Del mutismo parlamentario y otras amenazas

EL HECHO de que más de la mitad de los parlamentarios que ayer concurrieron a la constitución de las nuevas Cortes sean de nueva planta podría sugerir la falsa impresión de que se ha abierto un período de renovación de la clase política. Nada más lejos de la realidad, al menos hasta el momento, y bien quisiéramos que los hechos desmintieran esto que decimos. Los jefes y portavoces de los grupos, casi con la única excepción de Gerardo Iglesias en Izquierda Unida, siguen siendo los que eran: el poder de los partidos no ha pasado de manos y las cúpulas dirigentes de los mismos continúan controlando los destinos de la vida parlamentaria a través, primero, de una ley electoral que les permite diseñar con comodidad y de antemano la composición fisica -con nombre y apellidos- de su representación, y después, de un reglamento del Congreso que impide que sucedan más sorpresas de las debidas.Si la mayoría socialista quisiera, en efecto, ser fiel al compromiso constitucional de realizar una democracia avanzada debería ponerse como asignatura inmediata, para esta legislatura, la vitalización parlamentaria mediante la devolución de un prestigio, que sólo ocasionalmente tuvo, al hemiciclo de los diputados y la transformación del Senado en una verdadera Cámara de las autonomías (teniendo como única otra alternativa su desaparición).
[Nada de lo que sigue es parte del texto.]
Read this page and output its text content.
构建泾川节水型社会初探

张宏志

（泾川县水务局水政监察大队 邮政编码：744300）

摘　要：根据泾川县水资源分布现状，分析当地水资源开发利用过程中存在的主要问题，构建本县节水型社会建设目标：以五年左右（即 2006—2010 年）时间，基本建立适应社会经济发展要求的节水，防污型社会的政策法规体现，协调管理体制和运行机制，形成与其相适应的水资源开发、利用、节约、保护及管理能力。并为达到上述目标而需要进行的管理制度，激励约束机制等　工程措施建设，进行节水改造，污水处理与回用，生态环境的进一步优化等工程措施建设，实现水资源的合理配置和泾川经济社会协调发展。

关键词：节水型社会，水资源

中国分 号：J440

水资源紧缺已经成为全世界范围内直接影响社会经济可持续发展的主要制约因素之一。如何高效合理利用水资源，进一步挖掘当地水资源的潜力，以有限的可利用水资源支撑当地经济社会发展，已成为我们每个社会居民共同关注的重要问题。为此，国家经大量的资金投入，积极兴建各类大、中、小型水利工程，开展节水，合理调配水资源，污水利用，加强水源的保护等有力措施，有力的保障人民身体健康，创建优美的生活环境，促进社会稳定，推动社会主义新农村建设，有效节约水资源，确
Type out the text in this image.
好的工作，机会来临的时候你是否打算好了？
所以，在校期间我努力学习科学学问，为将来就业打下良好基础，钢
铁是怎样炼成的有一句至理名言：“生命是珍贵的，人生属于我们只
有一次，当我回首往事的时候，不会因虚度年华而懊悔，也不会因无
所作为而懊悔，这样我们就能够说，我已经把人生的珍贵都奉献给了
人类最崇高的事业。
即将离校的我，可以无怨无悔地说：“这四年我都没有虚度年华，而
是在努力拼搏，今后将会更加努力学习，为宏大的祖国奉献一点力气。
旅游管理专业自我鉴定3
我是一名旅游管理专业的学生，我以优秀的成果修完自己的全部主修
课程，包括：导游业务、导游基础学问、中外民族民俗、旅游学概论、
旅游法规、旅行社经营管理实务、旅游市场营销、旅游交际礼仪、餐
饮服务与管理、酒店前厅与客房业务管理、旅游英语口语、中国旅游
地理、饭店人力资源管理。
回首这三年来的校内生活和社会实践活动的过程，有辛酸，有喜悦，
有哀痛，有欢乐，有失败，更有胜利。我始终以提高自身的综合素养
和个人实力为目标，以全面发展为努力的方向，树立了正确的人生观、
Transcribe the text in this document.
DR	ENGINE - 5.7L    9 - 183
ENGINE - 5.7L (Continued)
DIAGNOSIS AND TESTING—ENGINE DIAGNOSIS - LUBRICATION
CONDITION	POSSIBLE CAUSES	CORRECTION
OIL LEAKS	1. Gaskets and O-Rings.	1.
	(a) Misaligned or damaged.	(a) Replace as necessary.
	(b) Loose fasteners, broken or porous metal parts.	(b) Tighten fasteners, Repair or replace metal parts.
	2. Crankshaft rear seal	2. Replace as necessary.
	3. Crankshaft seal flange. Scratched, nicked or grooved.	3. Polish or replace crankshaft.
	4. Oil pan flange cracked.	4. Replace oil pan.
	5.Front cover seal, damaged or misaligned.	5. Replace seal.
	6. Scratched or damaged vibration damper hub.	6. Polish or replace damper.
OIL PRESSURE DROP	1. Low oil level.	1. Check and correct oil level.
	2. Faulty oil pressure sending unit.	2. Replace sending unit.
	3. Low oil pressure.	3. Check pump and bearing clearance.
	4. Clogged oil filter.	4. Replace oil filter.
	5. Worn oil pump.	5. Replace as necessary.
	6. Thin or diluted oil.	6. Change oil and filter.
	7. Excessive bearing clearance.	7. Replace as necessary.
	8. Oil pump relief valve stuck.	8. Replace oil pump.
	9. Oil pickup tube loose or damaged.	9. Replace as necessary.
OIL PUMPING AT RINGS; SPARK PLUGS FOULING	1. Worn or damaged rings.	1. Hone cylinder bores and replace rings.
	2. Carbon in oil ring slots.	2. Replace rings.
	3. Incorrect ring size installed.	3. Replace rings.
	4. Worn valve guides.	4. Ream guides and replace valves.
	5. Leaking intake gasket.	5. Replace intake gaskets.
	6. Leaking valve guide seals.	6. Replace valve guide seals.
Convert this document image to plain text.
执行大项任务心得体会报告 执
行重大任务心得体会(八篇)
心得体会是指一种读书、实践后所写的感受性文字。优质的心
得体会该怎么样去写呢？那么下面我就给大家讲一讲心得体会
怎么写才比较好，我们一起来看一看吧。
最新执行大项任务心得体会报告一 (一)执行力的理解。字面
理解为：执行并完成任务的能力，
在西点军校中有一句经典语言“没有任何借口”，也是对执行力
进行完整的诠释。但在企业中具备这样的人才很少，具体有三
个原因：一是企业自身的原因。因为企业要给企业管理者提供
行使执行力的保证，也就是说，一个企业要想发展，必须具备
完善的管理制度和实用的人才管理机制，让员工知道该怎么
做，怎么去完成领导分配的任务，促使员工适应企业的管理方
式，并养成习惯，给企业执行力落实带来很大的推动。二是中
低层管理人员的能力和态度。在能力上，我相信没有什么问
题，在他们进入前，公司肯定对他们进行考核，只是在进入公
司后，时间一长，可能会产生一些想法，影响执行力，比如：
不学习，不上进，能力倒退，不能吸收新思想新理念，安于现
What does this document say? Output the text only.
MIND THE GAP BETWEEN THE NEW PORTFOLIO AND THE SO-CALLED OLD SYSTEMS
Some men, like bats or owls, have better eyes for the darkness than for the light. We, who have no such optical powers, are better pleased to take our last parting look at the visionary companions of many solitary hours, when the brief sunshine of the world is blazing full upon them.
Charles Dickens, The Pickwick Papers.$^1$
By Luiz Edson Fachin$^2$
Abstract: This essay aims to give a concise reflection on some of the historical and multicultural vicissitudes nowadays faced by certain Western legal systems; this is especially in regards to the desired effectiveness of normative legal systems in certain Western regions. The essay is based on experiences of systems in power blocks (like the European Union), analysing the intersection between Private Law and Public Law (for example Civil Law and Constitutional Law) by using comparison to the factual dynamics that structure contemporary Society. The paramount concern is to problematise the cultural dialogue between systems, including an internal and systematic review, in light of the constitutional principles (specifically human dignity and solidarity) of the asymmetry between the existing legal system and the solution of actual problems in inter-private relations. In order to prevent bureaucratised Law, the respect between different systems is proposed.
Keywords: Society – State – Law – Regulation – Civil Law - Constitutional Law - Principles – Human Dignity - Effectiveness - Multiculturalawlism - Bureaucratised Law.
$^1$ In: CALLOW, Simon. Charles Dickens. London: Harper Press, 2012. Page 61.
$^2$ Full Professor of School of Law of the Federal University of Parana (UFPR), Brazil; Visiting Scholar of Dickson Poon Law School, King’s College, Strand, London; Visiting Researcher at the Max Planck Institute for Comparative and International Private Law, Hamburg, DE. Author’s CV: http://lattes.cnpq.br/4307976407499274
Pese al horrible atentado cometido por ETA 24 horas antes de la apertura de las Cortes, bien puede decirse que esta legislatura se ha abierto bajo el símbolo de la normalidad política. Éste es el mensaje fundamental que Felipe González ha predicado durante la campaña electoral reciente, y ésta, la esperanza razonable de muchos de quienes les votaron. El peligro de confundir estabilidad con estancamiento es, sin embargo, grande, y siendo el parlamentarismo uno de los pilares de este régimen, difícilmente puede opinarse que se contribuya a darle solidez mientras se perpetúen sistemas y actitudes tendentes a privar de poder al Parlamento.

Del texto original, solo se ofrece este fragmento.